Between 2015-2018, we were partnered with the EAUC, University and College Union (UCU), the Association of Colleges and the College Development Network to carry out research on the state of sustainability across further and higher education. Staff from across the sector completed an online survey annually so we could track how things were changing and developing.
The findings of the research demonstrate the need for students’ unions to work with their institutions on making improvements on all aspects of sustainability.
2018's Sustainability in Education research, based on a sample of 566 staff members from universities, colleges and students' unions in the UK (139 of which identify has having a formal remit or responsibility for sustainability) found:
- 91% of respondents felt that the Government needed to take action in UK universities and colleges to ensure commitments to sustanability are being met, with 73% calling for mandatory action and 18% calling for voluntary action. This external pressure to deliver is seen as needed in order to ensure sustainability is prioritised across the sector, in particularly as respondents who describe their institution's approach to sustainability as a strategic priority has fallen from 30% to 22% in 2018.
- 93% of respondents feel it is important for students to leave their time in formal education with the knowledge and skills required to address sustainability challenges.
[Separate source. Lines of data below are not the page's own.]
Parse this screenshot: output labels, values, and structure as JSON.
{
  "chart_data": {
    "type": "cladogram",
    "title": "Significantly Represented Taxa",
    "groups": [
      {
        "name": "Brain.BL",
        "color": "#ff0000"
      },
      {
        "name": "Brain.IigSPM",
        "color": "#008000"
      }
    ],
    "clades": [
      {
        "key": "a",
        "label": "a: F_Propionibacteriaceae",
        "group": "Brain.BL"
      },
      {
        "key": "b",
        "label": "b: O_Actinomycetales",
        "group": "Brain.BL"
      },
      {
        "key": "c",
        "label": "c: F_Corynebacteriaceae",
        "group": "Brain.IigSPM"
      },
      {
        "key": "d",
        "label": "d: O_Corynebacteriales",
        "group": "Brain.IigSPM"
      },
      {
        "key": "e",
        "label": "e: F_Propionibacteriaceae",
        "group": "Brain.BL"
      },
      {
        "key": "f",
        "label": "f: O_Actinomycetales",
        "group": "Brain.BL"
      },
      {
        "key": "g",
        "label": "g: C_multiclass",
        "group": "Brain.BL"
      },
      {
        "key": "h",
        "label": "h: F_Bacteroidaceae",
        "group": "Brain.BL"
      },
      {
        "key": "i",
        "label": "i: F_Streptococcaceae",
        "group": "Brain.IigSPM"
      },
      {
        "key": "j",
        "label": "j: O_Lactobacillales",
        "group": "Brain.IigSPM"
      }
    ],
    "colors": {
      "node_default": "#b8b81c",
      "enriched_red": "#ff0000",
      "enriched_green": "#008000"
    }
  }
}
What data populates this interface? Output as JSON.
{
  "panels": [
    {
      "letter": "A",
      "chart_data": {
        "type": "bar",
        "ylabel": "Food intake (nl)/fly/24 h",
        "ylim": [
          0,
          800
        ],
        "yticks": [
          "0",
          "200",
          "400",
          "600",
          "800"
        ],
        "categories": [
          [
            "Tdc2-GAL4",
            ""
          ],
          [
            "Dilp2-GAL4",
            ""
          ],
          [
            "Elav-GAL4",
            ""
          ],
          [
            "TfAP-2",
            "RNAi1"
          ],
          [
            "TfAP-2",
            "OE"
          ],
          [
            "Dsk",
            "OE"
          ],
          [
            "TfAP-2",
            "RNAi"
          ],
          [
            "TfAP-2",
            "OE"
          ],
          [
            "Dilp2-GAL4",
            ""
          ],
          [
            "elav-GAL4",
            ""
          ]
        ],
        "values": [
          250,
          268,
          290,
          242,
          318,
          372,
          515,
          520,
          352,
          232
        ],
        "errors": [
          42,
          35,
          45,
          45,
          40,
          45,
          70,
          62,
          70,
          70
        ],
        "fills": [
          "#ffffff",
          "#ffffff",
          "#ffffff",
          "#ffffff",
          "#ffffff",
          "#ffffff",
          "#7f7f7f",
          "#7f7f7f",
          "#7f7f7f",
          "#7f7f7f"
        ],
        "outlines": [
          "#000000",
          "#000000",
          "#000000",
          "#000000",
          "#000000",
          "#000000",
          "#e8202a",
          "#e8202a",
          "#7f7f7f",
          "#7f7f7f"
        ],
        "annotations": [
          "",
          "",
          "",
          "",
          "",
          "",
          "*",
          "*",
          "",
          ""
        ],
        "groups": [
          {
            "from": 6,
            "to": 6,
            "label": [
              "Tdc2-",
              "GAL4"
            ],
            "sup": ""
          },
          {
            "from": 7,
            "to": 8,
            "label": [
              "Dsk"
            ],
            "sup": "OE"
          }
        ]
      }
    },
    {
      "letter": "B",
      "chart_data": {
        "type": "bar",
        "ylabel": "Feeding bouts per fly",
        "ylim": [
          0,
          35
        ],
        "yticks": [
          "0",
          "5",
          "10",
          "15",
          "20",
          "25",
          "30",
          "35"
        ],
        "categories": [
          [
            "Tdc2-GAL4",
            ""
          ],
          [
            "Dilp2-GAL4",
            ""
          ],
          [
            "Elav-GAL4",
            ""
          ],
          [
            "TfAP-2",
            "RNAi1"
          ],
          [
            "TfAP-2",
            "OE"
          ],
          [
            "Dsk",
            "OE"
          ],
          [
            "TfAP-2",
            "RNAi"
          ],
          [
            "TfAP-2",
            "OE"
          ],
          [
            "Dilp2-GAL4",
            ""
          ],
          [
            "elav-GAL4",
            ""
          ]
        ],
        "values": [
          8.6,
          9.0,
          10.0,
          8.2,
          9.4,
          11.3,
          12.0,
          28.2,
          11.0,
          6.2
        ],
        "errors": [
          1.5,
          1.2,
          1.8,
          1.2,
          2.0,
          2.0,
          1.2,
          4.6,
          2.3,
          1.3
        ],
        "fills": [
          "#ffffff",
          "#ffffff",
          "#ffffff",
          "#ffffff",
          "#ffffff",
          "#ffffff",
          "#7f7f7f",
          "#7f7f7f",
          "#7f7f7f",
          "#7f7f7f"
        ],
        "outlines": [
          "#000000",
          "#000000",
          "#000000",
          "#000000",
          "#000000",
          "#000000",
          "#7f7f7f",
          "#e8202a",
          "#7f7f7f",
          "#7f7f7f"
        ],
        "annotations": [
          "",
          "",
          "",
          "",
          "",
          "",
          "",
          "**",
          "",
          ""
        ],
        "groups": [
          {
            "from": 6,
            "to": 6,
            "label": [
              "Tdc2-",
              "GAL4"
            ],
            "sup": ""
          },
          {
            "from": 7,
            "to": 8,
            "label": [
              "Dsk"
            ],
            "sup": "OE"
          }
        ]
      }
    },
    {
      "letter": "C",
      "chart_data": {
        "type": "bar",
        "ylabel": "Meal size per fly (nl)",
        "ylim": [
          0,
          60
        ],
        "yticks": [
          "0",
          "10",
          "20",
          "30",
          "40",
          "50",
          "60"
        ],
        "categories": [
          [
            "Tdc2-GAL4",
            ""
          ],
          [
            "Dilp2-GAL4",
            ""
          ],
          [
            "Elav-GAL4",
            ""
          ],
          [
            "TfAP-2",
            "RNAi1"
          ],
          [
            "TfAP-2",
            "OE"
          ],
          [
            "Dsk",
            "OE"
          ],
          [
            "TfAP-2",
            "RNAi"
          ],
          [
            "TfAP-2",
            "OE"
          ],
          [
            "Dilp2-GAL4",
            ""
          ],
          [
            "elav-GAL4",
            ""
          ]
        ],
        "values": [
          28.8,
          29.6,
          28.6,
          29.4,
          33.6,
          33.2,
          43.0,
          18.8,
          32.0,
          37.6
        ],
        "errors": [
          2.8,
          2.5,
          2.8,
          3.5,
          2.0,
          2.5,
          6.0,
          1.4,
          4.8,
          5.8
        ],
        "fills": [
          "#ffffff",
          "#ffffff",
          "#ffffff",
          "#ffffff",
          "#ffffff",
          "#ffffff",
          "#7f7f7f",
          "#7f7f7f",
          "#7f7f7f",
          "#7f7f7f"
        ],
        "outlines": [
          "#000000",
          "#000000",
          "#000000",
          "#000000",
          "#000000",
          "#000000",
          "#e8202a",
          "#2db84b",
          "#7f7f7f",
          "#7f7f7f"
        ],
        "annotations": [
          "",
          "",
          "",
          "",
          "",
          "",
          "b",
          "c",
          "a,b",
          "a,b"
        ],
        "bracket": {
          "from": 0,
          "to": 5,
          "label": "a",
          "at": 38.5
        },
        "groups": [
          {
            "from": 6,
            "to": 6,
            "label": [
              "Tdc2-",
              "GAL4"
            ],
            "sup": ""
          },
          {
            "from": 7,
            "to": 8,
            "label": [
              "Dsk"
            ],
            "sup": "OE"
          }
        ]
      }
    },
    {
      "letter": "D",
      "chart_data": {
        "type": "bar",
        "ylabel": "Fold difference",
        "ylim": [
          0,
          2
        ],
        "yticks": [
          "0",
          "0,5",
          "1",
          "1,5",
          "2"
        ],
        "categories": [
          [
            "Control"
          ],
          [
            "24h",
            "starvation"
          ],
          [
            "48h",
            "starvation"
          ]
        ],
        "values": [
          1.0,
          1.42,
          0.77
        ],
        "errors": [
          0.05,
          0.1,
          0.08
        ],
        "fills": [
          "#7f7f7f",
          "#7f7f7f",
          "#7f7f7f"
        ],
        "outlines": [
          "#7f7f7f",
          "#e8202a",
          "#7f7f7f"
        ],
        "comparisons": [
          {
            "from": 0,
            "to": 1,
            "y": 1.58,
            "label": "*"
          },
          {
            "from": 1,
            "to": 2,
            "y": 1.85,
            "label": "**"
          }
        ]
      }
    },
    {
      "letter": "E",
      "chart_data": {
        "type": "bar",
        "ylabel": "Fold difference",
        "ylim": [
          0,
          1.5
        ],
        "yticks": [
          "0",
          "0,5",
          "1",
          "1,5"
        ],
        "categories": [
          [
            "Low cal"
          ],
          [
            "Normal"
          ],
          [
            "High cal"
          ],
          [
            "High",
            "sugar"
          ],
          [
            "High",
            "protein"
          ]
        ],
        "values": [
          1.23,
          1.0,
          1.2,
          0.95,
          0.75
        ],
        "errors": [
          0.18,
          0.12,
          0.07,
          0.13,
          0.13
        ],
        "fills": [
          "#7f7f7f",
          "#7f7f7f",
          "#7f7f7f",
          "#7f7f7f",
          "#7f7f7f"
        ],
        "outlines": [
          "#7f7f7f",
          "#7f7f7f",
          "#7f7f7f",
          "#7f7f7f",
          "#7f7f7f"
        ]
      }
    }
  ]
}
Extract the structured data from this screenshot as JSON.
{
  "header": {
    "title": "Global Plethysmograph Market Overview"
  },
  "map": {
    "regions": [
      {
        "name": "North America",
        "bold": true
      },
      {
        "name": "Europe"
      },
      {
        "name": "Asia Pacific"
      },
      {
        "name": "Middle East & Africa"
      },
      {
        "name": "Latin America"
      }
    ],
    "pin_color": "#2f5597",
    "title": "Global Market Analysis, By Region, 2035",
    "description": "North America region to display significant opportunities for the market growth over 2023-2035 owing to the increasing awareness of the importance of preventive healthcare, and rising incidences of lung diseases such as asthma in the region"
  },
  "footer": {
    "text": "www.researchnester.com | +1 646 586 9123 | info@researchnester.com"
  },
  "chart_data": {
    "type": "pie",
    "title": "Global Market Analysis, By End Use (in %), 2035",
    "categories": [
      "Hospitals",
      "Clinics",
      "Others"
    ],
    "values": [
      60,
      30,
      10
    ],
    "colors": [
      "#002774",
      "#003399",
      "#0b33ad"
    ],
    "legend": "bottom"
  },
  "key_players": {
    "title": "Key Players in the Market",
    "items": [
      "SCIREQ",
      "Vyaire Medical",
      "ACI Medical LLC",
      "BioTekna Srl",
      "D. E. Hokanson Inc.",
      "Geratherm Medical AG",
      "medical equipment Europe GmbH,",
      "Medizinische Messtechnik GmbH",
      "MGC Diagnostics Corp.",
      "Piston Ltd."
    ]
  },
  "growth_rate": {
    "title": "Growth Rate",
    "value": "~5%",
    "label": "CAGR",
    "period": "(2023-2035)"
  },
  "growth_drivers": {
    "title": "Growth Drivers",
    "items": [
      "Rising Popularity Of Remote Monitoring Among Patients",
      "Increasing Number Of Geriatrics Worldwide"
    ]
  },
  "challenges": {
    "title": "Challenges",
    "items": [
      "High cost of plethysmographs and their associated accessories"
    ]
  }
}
Over two thirds (68%) see students as placing the greatest importance on addressing sustainability when considering a range of stakeholders within institutions, and 25% recognise empowering students on sustainability as an important issue in 2018/19.
- When asked about the Sustainable Development Goals, 83% of respondents agreed that post-16 education is important in achieveing them by 2030. However, over a quarter of respondents (28%) did not know anything about their institutions' commitment to the SDGs.
- Respondents that worked in Further Education or Further Higher Education were most likely to have an interest in sustainability but were not involved in delivery (45%) – this is likely because Further Education has far fewer sustainability roles available due to their tight budgets. Further Education respondents were also most likely to rank their institution as not doing enough on sustainability despite Further Education respondents being the most likely to say sustainability was an opportunity to save money. This highlights the requirement for better sustainability drivers in Further Education from regulatory bodies such as Ofsted.
- The main barriers preventing institutions from doing more on sustainability were perceived to be; 1) Lack of staff resources/capacity (40%); 2) Institution prioritising other issues (37%); 3) Lack of financial resources’ (32%). In response, to address sustainability within institutions, respondents highlighted a number of solutions. The top rated of which were; 1) Encourage behavioural change for sustainability on campus (39%); 2) Make a strategic priority (33%); and 3) Increase dedicated financial resources (29%).